While that’s good advice for any company, at Bundle, having well-managed data is critical to operating its new recommender service, called Everybody’s Money. Launched in May 2011 and covering New York City and San Francisco, Everybody’s Money aims to offer customers a “more holistic” recommendation engine for dining and retail establishments, says Jaidev Shergill, CEO and founder of Bundle, an online personal finance service and a spinoff of banking giant Citi. What sets Bundle’s service apart from Yelp, Zagat and similar online guides is how the recommendations are generated: Rather than soliciting opinions from patrons, Bundle uses the anonymized transactions of 25 million Citi credit card holders, cross-indexed with Census Bureau data and other third-party demographic information.

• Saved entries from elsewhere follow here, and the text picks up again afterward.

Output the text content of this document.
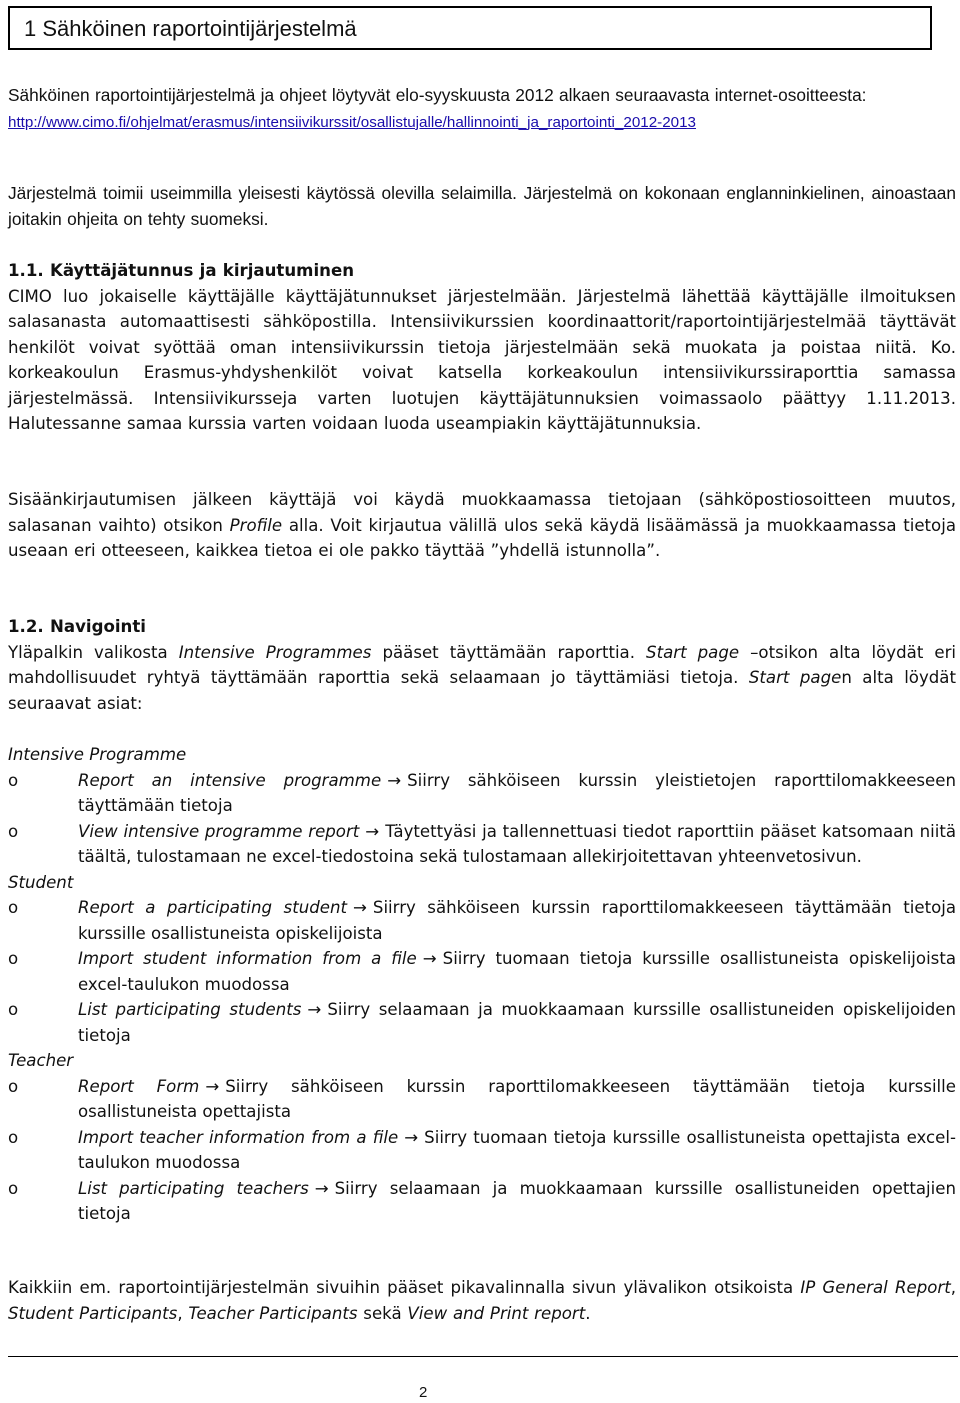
1 Sähköinen raportointijärjestelmä

Sähköinen raportointijärjestelmä ja ohjeet löytyvät elo-syyskuusta 2012 alkaen seuraavasta internet-osoitteesta:
http://www.cimo.fi/ohjelmat/erasmus/intensiivikurssit/osallistujalle/hallinnointi_ja_raportointi_2012-2013

Järjestelmä toimii useimmilla yleisesti käytössä olevilla selaimilla. Järjestelmä on kokonaan englanninkielinen, ainoastaan joitakin ohjeita on tehty suomeksi.

1.1. Käyttäjätunnus ja kirjautuminen
CIMO luo jokaiselle käyttäjälle käyttäjätunnukset järjestelmään. Järjestelmä lähettää käyttäjälle ilmoituksen salasanasta automaattisesti sähköpostilla. Intensiivikurssien koordinaattorit/raportointijärjestelmää täyttävät henkilöt voivat syöttää oman intensiivikurssin tietoja järjestelmään sekä muokata ja poistaa niitä. Ko. korkeakoulun Erasmus-yhdyshenkilöt voivat katsella korkeakoulun intensiivikurssiraporttia samassa järjestelmässä. Intensiivikursseja varten luotujen käyttäjätunnuksien voimassaolo päättyy 1.11.2013. Halutessanne samaa kurssia varten voidaan luoda useampiakin käyttäjätunnuksia.

Sisäänkirjautumisen jälkeen käyttäjä voi käydä muokkaamassa tietojaan (sähköpostiosoitteen muutos, salasanan vaihto) otsikon Profile alla. Voit kirjautua välillä ulos sekä käydä lisäämässä ja muokkaamassa tietoja useaan eri otteeseen, kaikkea tietoa ei ole pakko täyttää ”yhdellä istunnolla”.

1.2. Navigointi
Yläpalkin valikosta Intensive Programmes pääset täyttämään raporttia. Start page –otsikon alta löydät eri mahdollisuudet ryhtyä täyttämään raporttia sekä selaamaan jo täyttämiäsi tietoja. Start pagen alta löydät seuraavat asiat:

Intensive Programme
o	Report an intensive programme → Siirry sähköiseen kurssin yleistietojen raporttilomakkeeseen täyttämään tietoja
o	View intensive programme report → Täytettyäsi ja tallennettuasi tiedot raporttiin pääset katsomaan niitä täältä, tulostamaan ne excel-tiedostoina sekä tulostamaan allekirjoitettavan yhteenvetosivun.
Student
o	Report a participating student → Siirry sähköiseen kurssin raporttilomakkeeseen täyttämään tietoja kurssille osallistuneista opiskelijoista
o	Import student information from a file → Siirry tuomaan tietoja kurssille osallistuneista opiskelijoista excel-taulukon muodossa
o	List participating students → Siirry selaamaan ja muokkaamaan kurssille osallistuneiden opiskelijoiden tietoja
Teacher
o	Report Form → Siirry sähköiseen kurssin raporttilomakkeeseen täyttämään tietoja kurssille osallistuneista opettajista
o	Import teacher information from a file → Siirry tuomaan tietoja kurssille osallistuneista opettajista excel-taulukon muodossa
o	List participating teachers → Siirry selaamaan ja muokkaamaan kurssille osallistuneiden opettajien tietoja

Kaikkiin em. raportointijärjestelmän sivuihin pääset pikavalinnalla sivun ylävalikon otsikoista IP General Report, Student Participants, Teacher Participants sekä View and Print report.

2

Before the source data can be used, Kim explains, it’s scrubbed of any identifying information, tagged and aggregated to form a picture of each retailer it profiles.
Value for Customers
Credit card transactions offer a better glimpse into the value of an eatery because they track how many times patrons return and how much they spend each visit, notes Shergill. An establishment with lots of repeat traffic is probably a good bet. Moreover, comparing restaurants’ average bills can help a user identify places that are better values. Two restaurants near one another may each have a loyal following, but the one with the lower average bill may be easier on the wallet.
The software assembled to make these recommendations consists mostly of off-the-shelf tools, many of them open-source. For example, data is stored in MySQL and Microsoft SQL Server databases. The analysis is done using the Apache Hadoop open-source data-processing framework.
The basic data, once it’s stripped of any personal information, is not that different from what you see on your credit card statement: the date of a transaction, the payee and the amount. From this string, Bundle’s algorithms will attempt to derive additional information, such as the type of the business-for example, a restaurant or a shoe store-and its location.
Finally, the data is aggregated and the company forms a picture of each retail outlet based on the buying habits of its credit-card-holding customers. Bundle can see, for example, whether a restaurant is a neighborhood favorite-people from a particular ZIP code frequent it-or if it attracts visitors from out of town. And by combining that information with external demographic data, it can report on the characteristics of patrons, such as their average age, their affluence, and even how often they eat out.
Data that has been cleansed and tagged can easily be reused, so Kim and his team are searching for more ways to do so. One idea: combining transaction information with the personal financial data users track with Bundle’s My Money tool, to provide recommendations and money-saving tips based on users’ behavior and preferences.